= Peter Edwards (artist) =

British painter (born 1955)

Peter Edwards (born 20 November 1955) is a British painter. He won the 1994 BP Portrait Award.

== Early career ==

In 1980, he exhibited a small self-portrait in the Royal Academy Summer Exhibition. The painting was bought by the art collector, Sir Brinsley Ford.

In 1986, his portrait of The Liverpool Poets was purchased by the National Portrait Gallery. His continuing involvement with the gallery and Robin Gibson then 20th Century Curator (later Chief Curator) led to a major one-man exhibition and tour in the Gallery in April 1990 "Contemporary Poets", which consisted of 17 large canvasses of 20 poets, alongside a poem from each poet, numerous studies, and a series of Saturday morning readings from Seamus Heaney, Douglas Dunn, Charles Causley, Wendy Cope, and Craig Raine.

On 30 July 1991, Bobby Moore unveiled Edwards' portrait of Bobby Charlton in the National Portrait Gallery, Sponsored by British Gas plc, it marked the 25th anniversary of England winning the FIFA World Cup. He later painted Ryan Giggs for the National Library of Wales.

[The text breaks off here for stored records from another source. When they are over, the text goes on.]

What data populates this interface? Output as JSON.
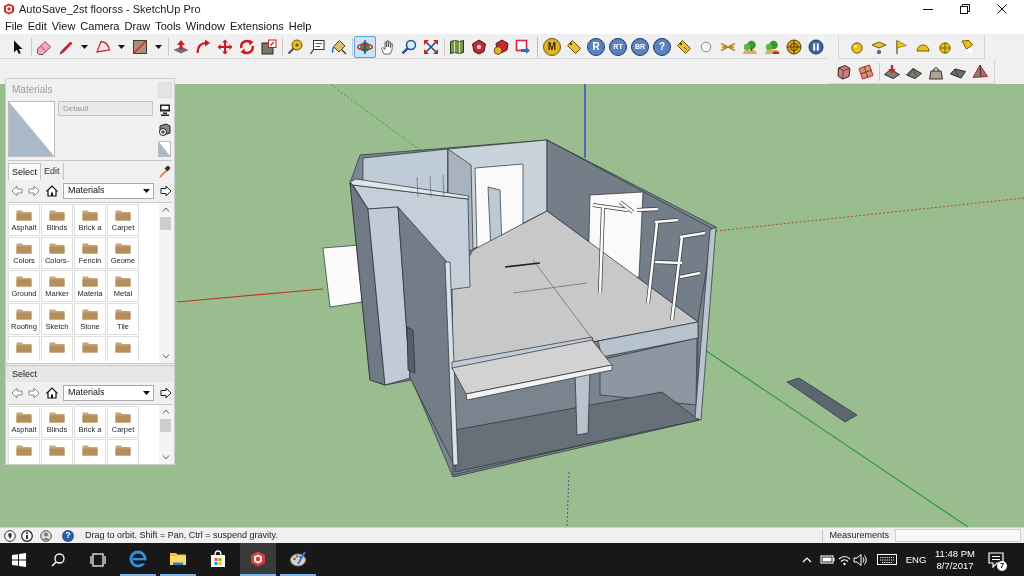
{
  "window": {
    "title": "AutoSave_2st floorss - SketchUp Pro"
  },
  "menu": [
    "File",
    "Edit",
    "View",
    "Camera",
    "Draw",
    "Tools",
    "Window",
    "Extensions",
    "Help"
  ],
  "toolbars": [
    {
      "tools": [
        {
          "selected": false
        }
      ]
    },
    {
      "tools": [
        {
          "selected": false
        },
        {
          "selected": false
        },
        {
          "selected": false
        },
        {
          "selected": false
        }
      ]
    },
    {
      "tools": [
        {
          "selected": false
        },
        {
          "selected": false
        },
        {
          "selected": false
        },
        {
          "selected": false
        },
        {
          "selected": false
        }
      ]
    },
    {
      "tools": [
        {
          "selected": false
        },
        {
          "selected": false
        },
        {
          "selected": false
        }
      ]
    },
    {
      "tools": [
        {
          "selected": true
        },
        {
          "selected": false
        },
        {
          "selected": false
        },
        {
          "selected": false
        }
      ]
    },
    {
      "tools": [
        {
          "selected": false
        },
        {
          "selected": false
        },
        {
          "selected": false
        },
        {
          "selected": false
        }
      ]
    },
    {
      "tools": [
        {
          "label": "M",
          "selected": false
        },
        {
          "selected": false
        },
        {
          "label": "R",
          "selected": false
        },
        {
          "label": "RT",
          "selected": false
        },
        {
          "label": "BR",
          "selected": false
        },
        {
          "label": "?",
          "selected": false
        },
        {
          "selected": false
        },
        {
          "selected": false
        },
        {
          "selected": false
        },
        {
          "selected": false
        },
        {
          "selected": false
        },
        {
          "selected": false
        },
        {
          "selected": false
        }
      ]
    },
    {
      "tools": [
        {
          "selected": false
        },
        {
          "selected": false
        },
        {
          "selected": false
        },
        {
          "selected": false
        },
        {
          "selected": false
        },
        {
          "selected": false
        }
      ]
    },
    {
      "tools": [
        {
          "selected": false
        },
        {
          "selected": false
        }
      ]
    },
    {
      "tools": [
        {
          "selected": false
        },
        {
          "selected": false
        },
        {
          "selected": false
        },
        {
          "selected": false
        },
        {
          "selected": false
        }
      ]
    }
  ],
  "materials_panel": {
    "title": "Materials",
    "material_name": "Default",
    "tabs": [
      {
        "label": "Select",
        "selected": true
      },
      {
        "label": "Edit",
        "selected": false
      }
    ],
    "library": "Materials",
    "materials": [
      "Asphalt",
      "Blinds",
      "Brick a",
      "Carpet",
      "Colors",
      "Colors-",
      "Fencin",
      "Geome",
      "Ground",
      "Marker",
      "Materia",
      "Metal",
      "Roofing",
      "Sketch",
      "Stone",
      "Tile"
    ],
    "secondary_pane": {
      "title": "Select",
      "library": "Materials",
      "materials": [
        "Asphalt",
        "Blinds",
        "Brick a",
        "Carpet"
      ]
    }
  },
  "status_bar": {
    "help_label": "?",
    "message": "Drag to orbit. Shift = Pan, Ctrl = suspend gravity.",
    "measurements_label": "Measurements"
  },
  "taskbar": {
    "apps": [
      {
        "running": true,
        "selected": false
      },
      {
        "running": true,
        "selected": false
      },
      {
        "running": false,
        "selected": false
      },
      {
        "running": true,
        "selected": true
      },
      {
        "running": true,
        "selected": false
      }
    ],
    "language": "ENG",
    "time": "11:48 PM",
    "date": "8/7/2017",
    "notification_count": "7"
  }
}
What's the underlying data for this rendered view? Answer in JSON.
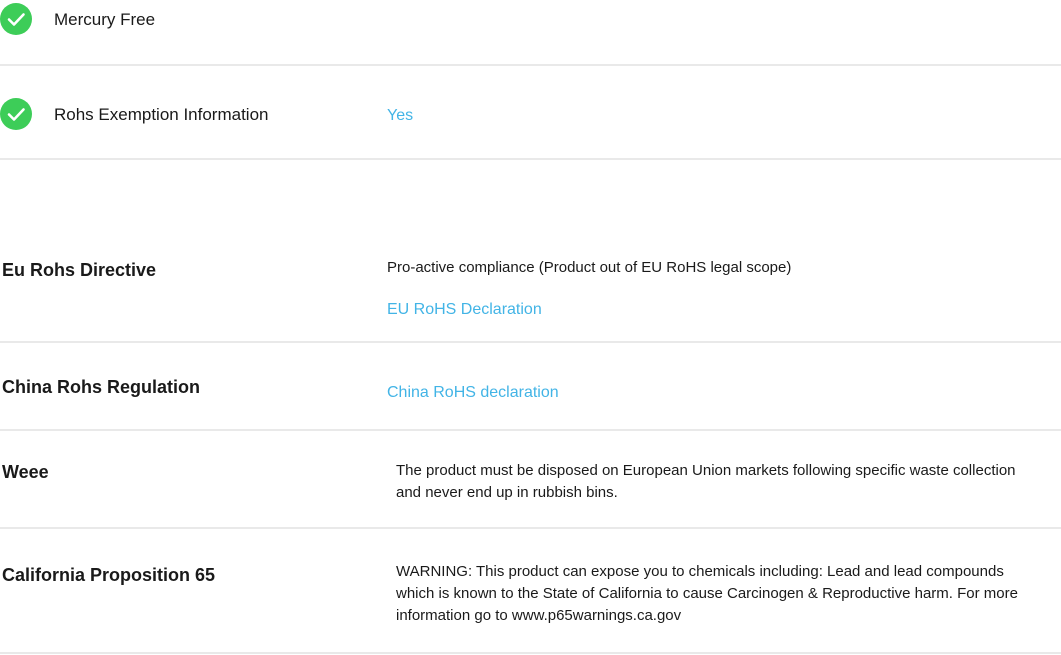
{
  "features": [
    {
      "icon": "check-circle-icon",
      "label": "Mercury Free",
      "value": ""
    },
    {
      "icon": "check-circle-icon",
      "label": "Rohs Exemption Information",
      "value": "Yes"
    }
  ],
  "regulations": {
    "eu_rohs": {
      "label": "Eu Rohs Directive",
      "text": "Pro-active compliance (Product out of EU RoHS legal scope)",
      "link": "EU RoHS Declaration"
    },
    "china_rohs": {
      "label": "China Rohs Regulation",
      "link": "China RoHS declaration"
    },
    "weee": {
      "label": "Weee",
      "text": "The product must be disposed on European Union markets following specific waste collection and never end up in rubbish bins."
    },
    "prop65": {
      "label": "California Proposition 65",
      "text": "WARNING: This product can expose you to chemicals including: Lead and lead compounds which is known to the State of California to cause Carcinogen & Reproductive harm. For more information go to www.p65warnings.ca.gov"
    }
  },
  "colors": {
    "check": "#3dcd58",
    "link": "#42b4e6",
    "divider": "#e9e9e9"
  }
}
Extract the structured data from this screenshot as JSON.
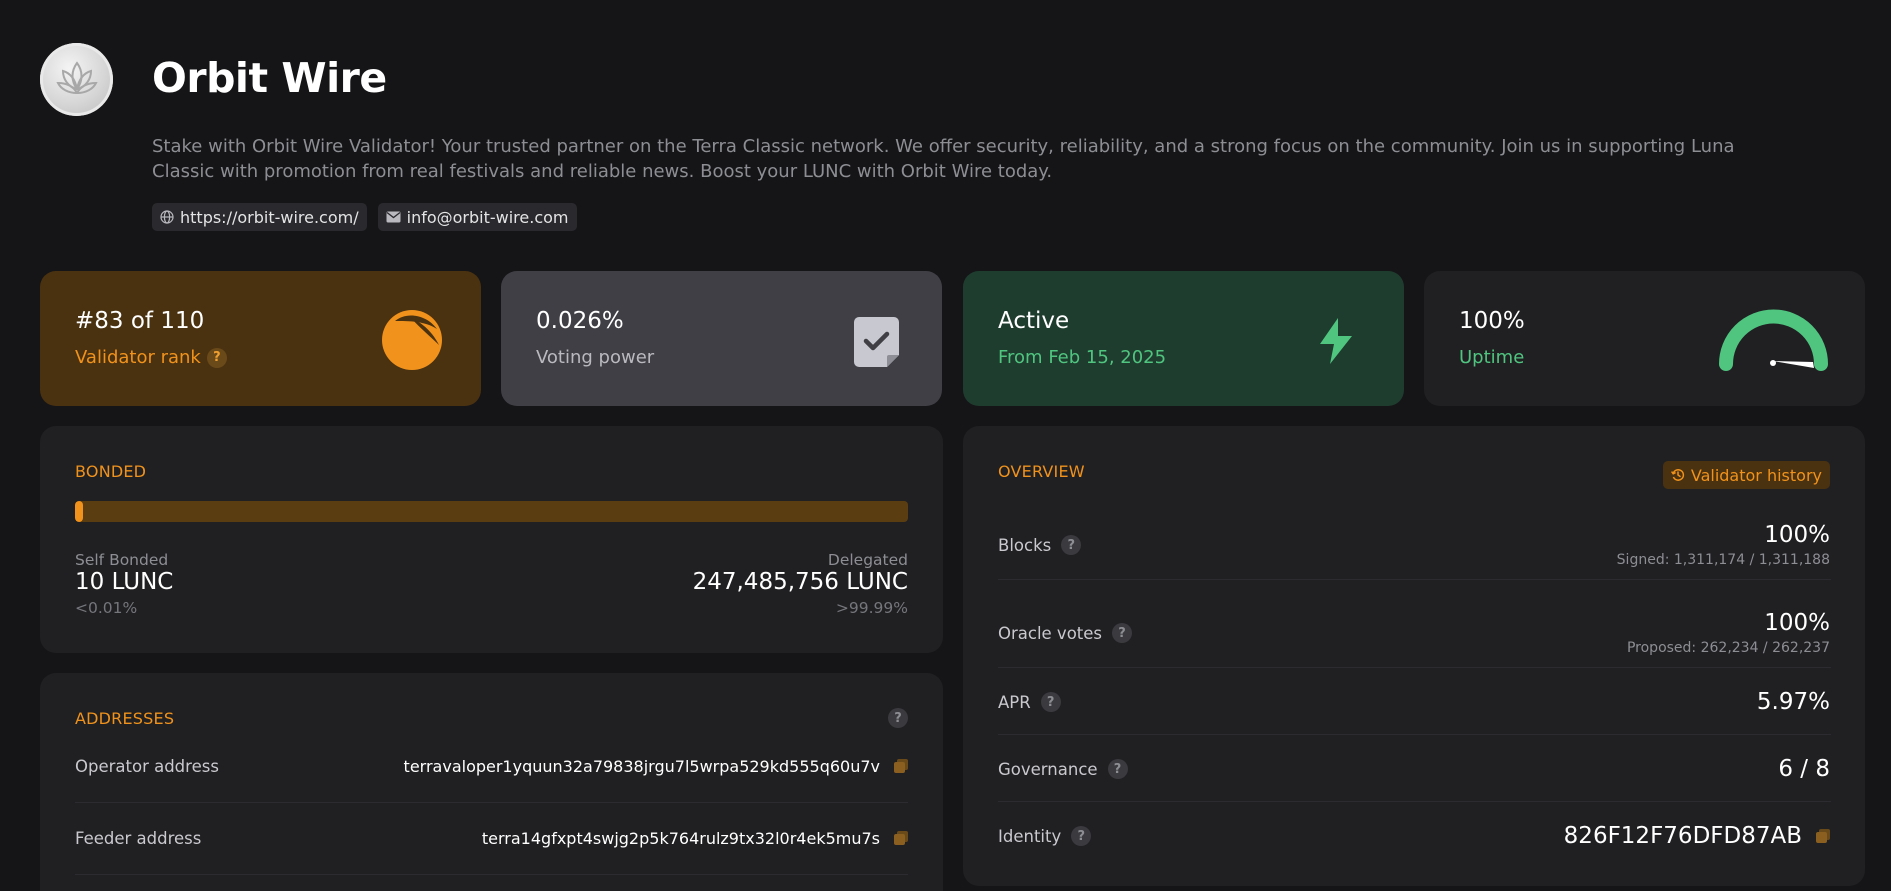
{
  "validator": {
    "name": "Orbit Wire",
    "description": "Stake with Orbit Wire Validator! Your trusted partner on the Terra Classic network. We offer security, reliability, and a strong focus on the community. Join us in supporting Luna Classic with promotion from real festivals and reliable news. Boost your LUNC with Orbit Wire today.",
    "website": "https://orbit-wire.com/",
    "email": "info@orbit-wire.com"
  },
  "stats": {
    "rank": {
      "value": "#83 of 110",
      "label": "Validator rank",
      "help": "?"
    },
    "voting_power": {
      "value": "0.026%",
      "label": "Voting power"
    },
    "status": {
      "value": "Active",
      "label": "From Feb 15, 2025"
    },
    "uptime": {
      "value": "100%",
      "label": "Uptime",
      "level": 1.0
    }
  },
  "bonded": {
    "title": "BONDED",
    "self_fraction": 0.0001,
    "self_label": "Self Bonded",
    "self_value": "10 LUNC",
    "self_pct": "<0.01%",
    "delegated_label": "Delegated",
    "delegated_value": "247,485,756 LUNC",
    "delegated_pct": ">99.99%"
  },
  "addresses": {
    "title": "ADDRESSES",
    "help": "?",
    "rows": [
      {
        "label": "Operator address",
        "value": "terravaloper1yquun32a79838jrgu7l5wrpa529kd555q60u7v"
      },
      {
        "label": "Feeder address",
        "value": "terra14gfxpt4swjg2p5k764rulz9tx32l0r4ek5mu7s"
      }
    ]
  },
  "overview": {
    "title": "OVERVIEW",
    "history_button": "Validator history",
    "help": "?",
    "rows": [
      {
        "label": "Blocks",
        "value": "100%",
        "sub": "Signed: 1,311,174 / 1,311,188"
      },
      {
        "label": "Oracle votes",
        "value": "100%",
        "sub": "Proposed: 262,234 / 262,237"
      },
      {
        "label": "APR",
        "value": "5.97%",
        "sub": ""
      },
      {
        "label": "Governance",
        "value": "6 / 8",
        "sub": ""
      },
      {
        "label": "Identity",
        "value": "826F12F76DFD87AB",
        "sub": ""
      }
    ]
  },
  "colors": {
    "accent": "#f0921b",
    "success": "#4fc57f",
    "background": "#151517",
    "panel": "#202023"
  }
}
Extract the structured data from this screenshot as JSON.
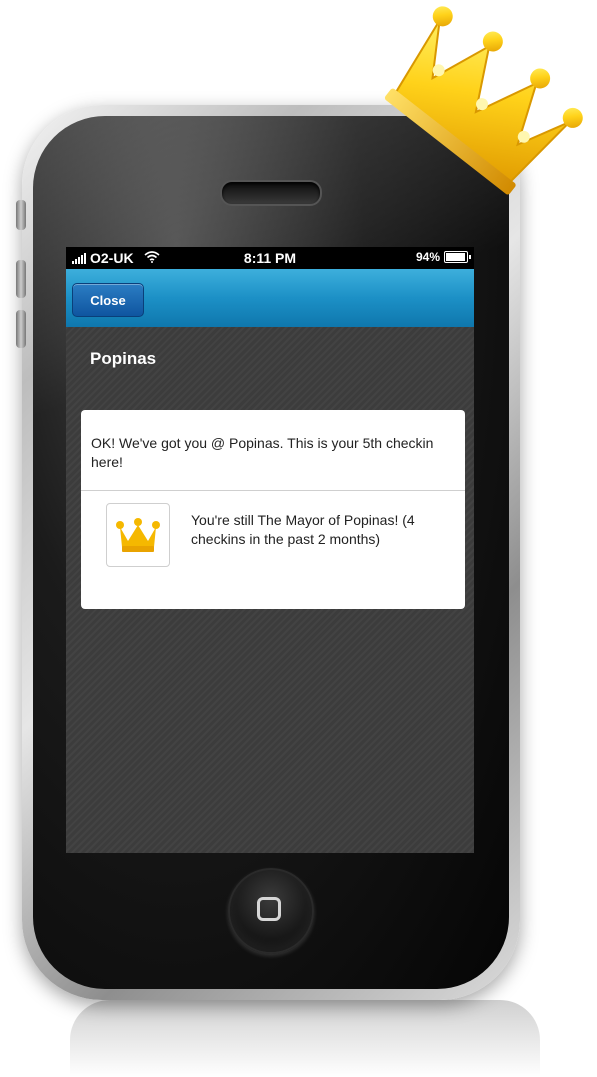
{
  "status_bar": {
    "carrier": "O2-UK",
    "time": "8:11 PM",
    "battery": "94%",
    "battery_level": 0.94
  },
  "nav_bar": {
    "close_label": "Close"
  },
  "venue": {
    "title": "Popinas"
  },
  "checkin_card": {
    "message": "OK! We've got you @ Popinas. This is your 5th checkin here!",
    "mayor_message": "You're still The Mayor of Popinas! (4 checkins in the past 2 months)",
    "badge_icon": "crown-icon"
  },
  "colors": {
    "nav_blue": "#1c90c6",
    "close_button": "#1565ae",
    "crown_gold": "#f5b800"
  }
}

In 1993, he exhibited in The Portrait Now show. In 1994 he won the BP Portrait Award with Portrait of an Artist's Model (of Marguerite Kelsey). She had been the model of choice, in the inter-war years, for many leading artists, including Meredith Frampton. This award led to his commission to paint Kazuo Ishiguro, which was unveiled the following summer in the National Portrait Gallery by Ismail Merchant.

== Public collections ==
- National Portrait Gallery, London. 6 works. The portraits are of: Adrian Henri, Roger McGough, Brian Patten, (triple portrait known as) The Liverpool Poets. Seamus Heaney, John Heath-Stubbs, Willy Russell, Sir Bobby Charlton, and Kazuo Ishiguro.
- The Metropolitan Museum of Art, New York of the British Poet Peter Reading, and Armenian poet Vahé Oshagan.
- National Museum Wales, painting of Tyrone O'Sullivan.
- Ulster Museum, Belfast, painting of Michael Longley.
- National Library of Wales, 6 works
- St Andrews University, portrait of Principal Struther Arnott
- Birmingham University
- Warwick University, painting of Sir Christopher Zeeman
- Ferens Gallery, Hull
- National Museums Liverpool portrait of Willy Russell
- Williamson Art Gallery, Birkenhead
- Moma Wales, Sir Kyffyn Williams, Ruth Lambert
- St George's Hospital, London
- Sheffield University Portraits of Sir Peter Middleton and Sir Harry Kroto
- Manchester University portraits of Sir Martin Harris and Alan Gilbert
- University of Gloucestershire portraits of Craig Raine, Kit Wright, Maud Sulter and Vuyelwa Carlin

== Bibliography ==
- The National Portrait Gallery Collection, 1988. Page 203 colour illustration The Liverpool Poets Oil on canvass, 175.9 x 237.5 By Peter Edwards, 1985 (5853) ISBN 0-904017-89-3
- Contemporary Poets, Portraits By Peter Edwards, A National portrait Gallery Exhibition, 1990. "Foreword" by Robin Gibson Curator 20th Century Collection. . view
- The Portrait Now, National Portrait Gallery, 1993. Page 52. ISBN 1-85514-098-5
- drawings paintings and sculptures, the catalogue. Published by the museums and galleries of Northern Ireland. ISBN 0-900761-38-5. Page 247 Portrait of Michael Longley b.1939 (1989–1990) U4825
- Royal Academy Illustrated 1996, A Souvenir of the 228th Summer Exhibition. Page 10, Peter Edwards Self Portrait Oil 7 × 5 ins.